Berlin – Fraktionsübergreifend hat sich der Bundestag für eine rasche gesetzliche Regelung von Gentests ausgesprochen. Zugleich plädierten Redner von Union und Opposition am späten Donnerstagabend für begrenzte Änderungen am Regierungsentwurf zum Gendiagnostikgesetz. Die Vorlage wurde zu weiteren Beratungen an die Ausschüsse überwiesen. Mehrere Fachpolitiker kündigten bereits eine Anhörung zu dem Thema an. 

So mahnte der CDU-Gesundheitspolitiker Hubert Hüppe eine genaue Unterscheidung von diagnostischen und vorausschauenden genetischen Untersuchungen an und warnte vor Abtreibungen nach vorgeburtlichen Gentests. Auch die Grüne Birgitt Bender plädierte für ein Verbot solcher vorgeburtlicher Untersuchungen, die Krankheiten aufzeigen sollen, die erst im Erwachsenenalter auftreten. Zudem warf sie der Regierung vor, vor der Versicherungswirtschaft eingeknickt zu sein.
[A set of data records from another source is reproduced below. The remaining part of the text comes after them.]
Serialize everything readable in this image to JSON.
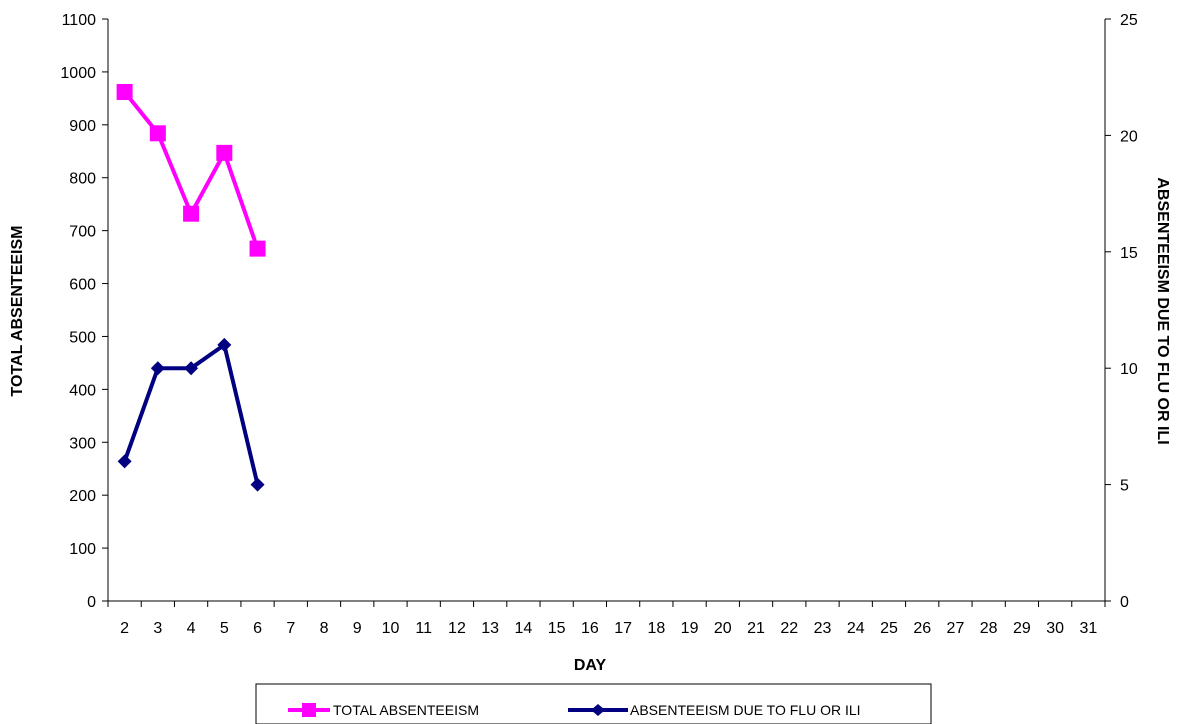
{
  "chart_data": {
    "type": "line",
    "x": [
      2,
      3,
      4,
      5,
      6
    ],
    "categories": [
      "2",
      "3",
      "4",
      "5",
      "6",
      "7",
      "8",
      "9",
      "10",
      "11",
      "12",
      "13",
      "14",
      "15",
      "16",
      "17",
      "18",
      "19",
      "20",
      "21",
      "22",
      "23",
      "24",
      "25",
      "26",
      "27",
      "28",
      "29",
      "30",
      "31"
    ],
    "series": [
      {
        "name": "TOTAL ABSENTEEISM",
        "axis": "left",
        "color": "#FF00FF",
        "marker": "square",
        "values": [
          962,
          884,
          732,
          847,
          666
        ]
      },
      {
        "name": "ABSENTEEISM DUE TO FLU OR ILI",
        "axis": "right",
        "color": "#000080",
        "marker": "diamond",
        "values": [
          6,
          10,
          10,
          11,
          5
        ]
      }
    ],
    "xlabel": "DAY",
    "ylabel": "TOTAL ABSENTEEISM",
    "y2label": "ABSENTEEISM DUE TO FLU OR ILI",
    "ylim": [
      0,
      1100
    ],
    "y2lim": [
      0,
      25
    ],
    "yticks": [
      "0",
      "100",
      "200",
      "300",
      "400",
      "500",
      "600",
      "700",
      "800",
      "900",
      "1000",
      "1100"
    ],
    "y2ticks": [
      "0",
      "5",
      "10",
      "15",
      "20",
      "25"
    ],
    "grid": false,
    "legend": "bottom"
  }
}
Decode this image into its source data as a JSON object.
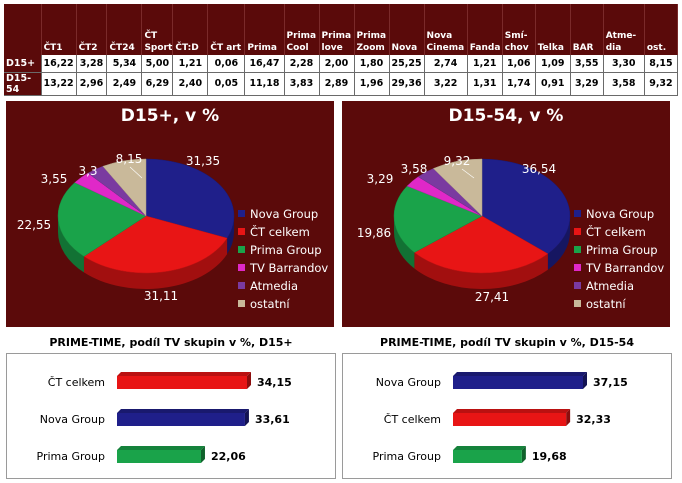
{
  "table": {
    "headers": [
      "",
      "ČT1",
      "ČT2",
      "ČT24",
      "ČT\nSport",
      "ČT:D",
      "ČT art",
      "Prima",
      "Prima\nCool",
      "Prima\nlove",
      "Prima\nZoom",
      "Nova",
      "Nova\nCinema",
      "Fanda",
      "Smí-\nchov",
      "Telka",
      "BAR",
      "Atme-\ndia",
      "ost."
    ],
    "rows": [
      {
        "label": "D15+",
        "values": [
          "16,22",
          "3,28",
          "5,34",
          "5,00",
          "1,21",
          "0,06",
          "16,47",
          "2,28",
          "2,00",
          "1,80",
          "25,25",
          "2,74",
          "1,21",
          "1,06",
          "1,09",
          "3,55",
          "3,30",
          "8,15"
        ]
      },
      {
        "label": "D15-54",
        "values": [
          "13,22",
          "2,96",
          "2,49",
          "6,29",
          "2,40",
          "0,05",
          "11,18",
          "3,83",
          "2,89",
          "1,96",
          "29,36",
          "3,22",
          "1,31",
          "1,74",
          "0,91",
          "3,29",
          "3,58",
          "9,32"
        ]
      }
    ]
  },
  "chart_data": [
    {
      "type": "pie",
      "title": "D15+, v %",
      "categories": [
        "Nova Group",
        "ČT celkem",
        "Prima Group",
        "TV Barrandov",
        "Atmedia",
        "ostatní"
      ],
      "values": [
        31.35,
        31.11,
        22.55,
        3.55,
        3.3,
        8.15
      ],
      "labels": [
        "31,35",
        "31,11",
        "22,55",
        "3,55",
        "3,3",
        "8,15"
      ],
      "legend": "right"
    },
    {
      "type": "pie",
      "title": "D15-54, v %",
      "categories": [
        "Nova Group",
        "ČT celkem",
        "Prima Group",
        "TV Barrandov",
        "Atmedia",
        "ostatní"
      ],
      "values": [
        36.54,
        27.41,
        19.86,
        3.29,
        3.58,
        9.32
      ],
      "labels": [
        "36,54",
        "27,41",
        "19,86",
        "3,29",
        "3,58",
        "9,32"
      ],
      "legend": "right"
    },
    {
      "type": "bar",
      "title": "PRIME-TIME, podíl TV skupin v %, D15+",
      "categories": [
        "ČT celkem",
        "Nova Group",
        "Prima Group"
      ],
      "values": [
        34.15,
        33.61,
        22.06
      ],
      "labels": [
        "34,15",
        "33,61",
        "22,06"
      ]
    },
    {
      "type": "bar",
      "title": "PRIME-TIME, podíl TV skupin v %, D15-54",
      "categories": [
        "Nova Group",
        "ČT celkem",
        "Prima Group"
      ],
      "values": [
        37.15,
        32.33,
        19.68
      ],
      "labels": [
        "37,15",
        "32,33",
        "19,68"
      ]
    }
  ],
  "colors": {
    "Nova Group": "#1f1f8a",
    "ČT celkem": "#e81515",
    "Prima Group": "#1aa34a",
    "TV Barrandov": "#e028c8",
    "Atmedia": "#7a3aa0",
    "ostatní": "#c9b99a",
    "panel": "#5b0a0a"
  }
}
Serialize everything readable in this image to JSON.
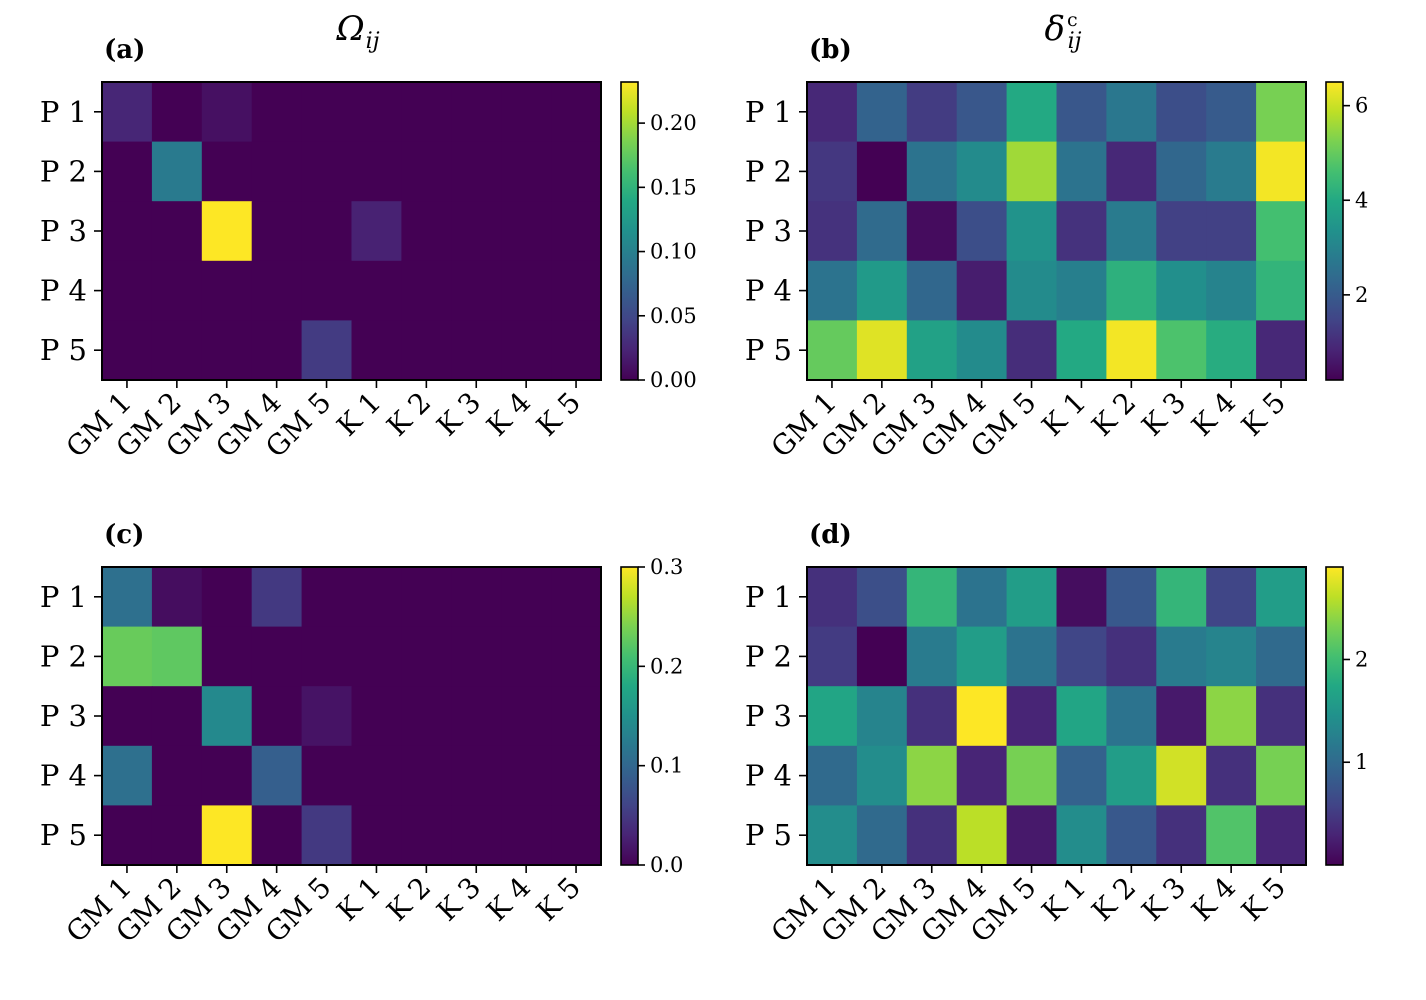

Es dürfe in keinem Fall eine Weitergabe von sensiblen Daten geben. 

Monika Knoche (Linke) sprach von einer ganzen Reihe von offenen Fragen. Auch sie verwies unter anderem auf genetische Tests an Ungeborenen. Falls man sie zulassen wolle, müsse man
höhere Anforderungen an die Beratung der Schwangeren festschreiben. Carola Reimann (SPD) lobte das Gesetz nachdrücklich und sprach von einem gut balancierten Regelwerk. Wegen der spät anberaumten Aussprache wurden die Reden zu Protokoll gegeben. 

Das Bundeskabinett hatte den Entwurf des Gesetzes Ende August beschlossen. Es soll nach Aussage von Gesundheitsministerin Ulla Schmidt (SPD) die Chancen des Einsatzes genetischer Untersuchungen wahren, aber auch mögliche Gefahren sowie genetische Diskriminierung verhindern.

Vor der Ersten Lesung im Bundestag gab es aus unterschiedlichen Gründen bereits Kritik unter anderem aus dem Bundesrat, von NRW-Ministerpräsident Jürgen Rüttgers (CDU) und der Bundesärztekammer. 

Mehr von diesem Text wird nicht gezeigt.